Quando outros apenas ousavam atacá-lo, conformados com um lugar no ‘top 10’, tomou ele a iniciativa, inspirando-se nos seus ídolos, o espanhol Alberto Contador (vencedor em 2007 e 2009) e o luxemburguês Andy Schleck (2010), e revelando uma ambição desmedida – além de uma impaciência talvez própria da idade.
O muito era pouco para Pogacar, que quis ganhar mais segundos de vantagem, mesmo quando já tinha Jonas Vingegaard (Jumbo-Visma) e Richard Carapaz (INEOS), os homens que o acompanham hoje no pódio em Paris, a mais de cinco minutos, e quis vencer mais, tornando-se o primeiro ciclista em 86 anos a conquistar seis etapas na ‘Grande Boucle’ antes de completar 23 anos.
“O ciclismo é um jogo para mim desde o início e gosto de jogá-lo”, assumiu depois de conquistar o terceiro triunfo nesta edição, na 18.ª etapa.
E, para já, o jogo não podia estar a correr melhor, ou não tivesse subido ao pódio das três únicas grandes Voltas em que participou (logo na estreia, na Vuelta2019, foi terceiro, na primeira vez que completou uma prova de três semanas), numa precocidade inédita, assente num talento inato, numa autoconfiança e num instinto invejável na estrada, aliados à atitude sempre corajosa, que fazem do rapaz, nascido em 21 de setembro de 1998, em Komenda, um caso sério no pelotão.
“Ele pode ser o novo ‘Canibal’”, prognosticou esta semana Eddy Merckx, o ‘Canibal’ original, um dos muitos que acredita que o ciclismo pode estar a viver a ‘era Pogacar’.
Mas o primeiro amor de ‘Pogi’ nem foi o ciclismo, modalidade que apareceu quase por acaso na sua vida, quando era o futebol a força que o movia; foi o irmão Tilen, que se inscreveu no clube de ciclismo de Ljubljana, o grande responsável por hoje o esloveno ser o mais jovem bicampeão do Tour. “Quis imediatamente imitar o meu irmão, mas não tinham uma bicicleta tão pequena no clube”, revela no seu site pessoal.
Fazendo jus à perseverança evidenciada nas suas conquistas na prova francesa, não desistiu de seguir as pisadas de Tilen e, em pleno inverno, com apenas nove anos, começou a acompanhar o irmão nos treinos, participando na sua primeira corrida logo em 2008, com bons resultados, para nunca mais parar.

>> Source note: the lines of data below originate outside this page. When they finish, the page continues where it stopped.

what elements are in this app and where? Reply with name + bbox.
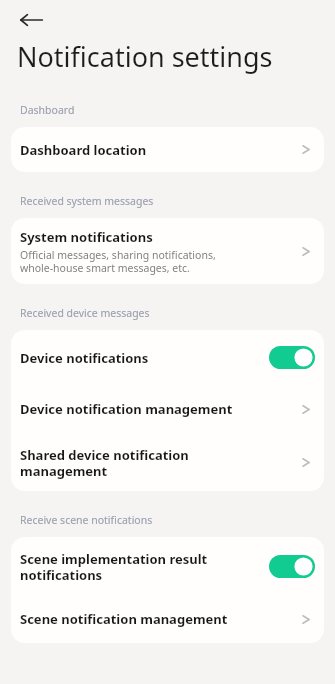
button[interactable]: Scene implementation result notification… [11, 537, 324, 595]
button[interactable]: System notifications [11, 218, 324, 284]
button[interactable]: Scene notification management [11, 595, 324, 643]
staticText: Dashboard location [20, 141, 147, 159]
button[interactable]: Back [14, 3, 48, 37]
staticText: Official messages, sharing notifications… [20, 248, 216, 275]
staticText: Received device messages [20, 306, 324, 320]
staticText: Device notification management [20, 400, 233, 418]
staticText: Notification settings [17, 38, 273, 75]
button[interactable]: Dashboard location [11, 127, 324, 172]
staticText: Shared device notification management [20, 446, 189, 479]
button[interactable]: Device notification management [11, 385, 324, 433]
staticText: Scene notification management [20, 610, 228, 628]
staticText: Device notifications [20, 349, 149, 367]
button[interactable]: Device notifications [11, 330, 324, 385]
staticText: Dashboard [20, 103, 324, 117]
staticText: Receive scene notifications [20, 513, 324, 527]
button[interactable]: Shared device notification management [11, 433, 324, 491]
button[interactable]: Toggle on [269, 346, 315, 369]
staticText: Scene implementation result notification… [20, 550, 208, 583]
button[interactable]: Toggle on [269, 555, 315, 578]
staticText: System notifications [20, 228, 153, 246]
staticText: Received system messages [20, 194, 324, 208]
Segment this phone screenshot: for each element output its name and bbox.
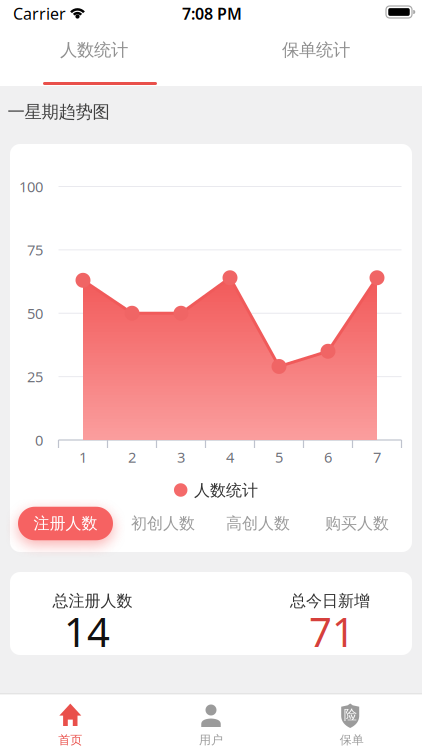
staticText: 71 xyxy=(309,605,355,658)
button[interactable]: 用户 xyxy=(141,694,281,750)
staticText: 用户 xyxy=(199,733,223,747)
staticText: 险 xyxy=(344,707,357,723)
staticText: 25 xyxy=(27,367,43,386)
staticText: 100 xyxy=(19,177,43,196)
staticText: Carrier xyxy=(13,3,66,24)
staticText: 50 xyxy=(27,304,43,323)
staticText: 人数统计 xyxy=(60,39,128,61)
staticText: 2 xyxy=(128,447,136,467)
staticText: 总今日新增 xyxy=(290,591,370,611)
staticText: 3 xyxy=(177,447,185,467)
button[interactable]: 初创人数 xyxy=(118,507,208,540)
button[interactable]: 高创人数 xyxy=(213,507,303,540)
staticText: 保单 xyxy=(340,733,364,747)
button[interactable]: 注册人数 xyxy=(18,507,113,540)
staticText: 保单统计 xyxy=(282,39,350,61)
staticText: 注册人数 xyxy=(34,514,98,533)
staticText: 7:08 PM xyxy=(182,3,242,24)
staticText: 1 xyxy=(79,447,87,467)
button[interactable]: 保单统计 xyxy=(216,25,416,75)
staticText: 初创人数 xyxy=(131,514,195,533)
staticText: 4 xyxy=(226,447,234,467)
staticText: 人数统计 xyxy=(194,481,258,500)
button[interactable]: 购买人数 xyxy=(312,507,402,540)
staticText: 一星期趋势图 xyxy=(8,101,110,123)
button[interactable]: 首页 xyxy=(0,694,140,750)
staticText: 首页 xyxy=(58,733,82,747)
staticText: 高创人数 xyxy=(226,514,290,533)
staticText: 总注册人数 xyxy=(52,591,132,611)
staticText: 6 xyxy=(324,447,332,467)
button[interactable]: 险 xyxy=(282,694,422,750)
staticText: 14 xyxy=(64,605,110,658)
staticText: 75 xyxy=(27,240,43,260)
staticText: 7 xyxy=(373,447,381,467)
staticText: 购买人数 xyxy=(325,514,389,533)
staticText: 0 xyxy=(35,430,43,450)
staticText: 5 xyxy=(275,447,283,467)
button[interactable]: 人数统计 xyxy=(0,25,194,75)
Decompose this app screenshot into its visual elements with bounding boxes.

O potencial tremendo, corroborado pela conquista da Volta a França do Futuro (2018), chamou a atenção da UAE Emirates, que lhe ofereceu um contrato para as temporadas seguintes, com o desfecho que agora se conhece: são 29 as vitórias no seu currículo, nove delas em etapas de grandes Voltas (três na Vuelta, onde também foi o melhor jovem), além da clássica Liège-Bastogne-Liège (2021), do Tirreno-Adriático (2021) ou de dois títulos nacionais de contrarrelógio.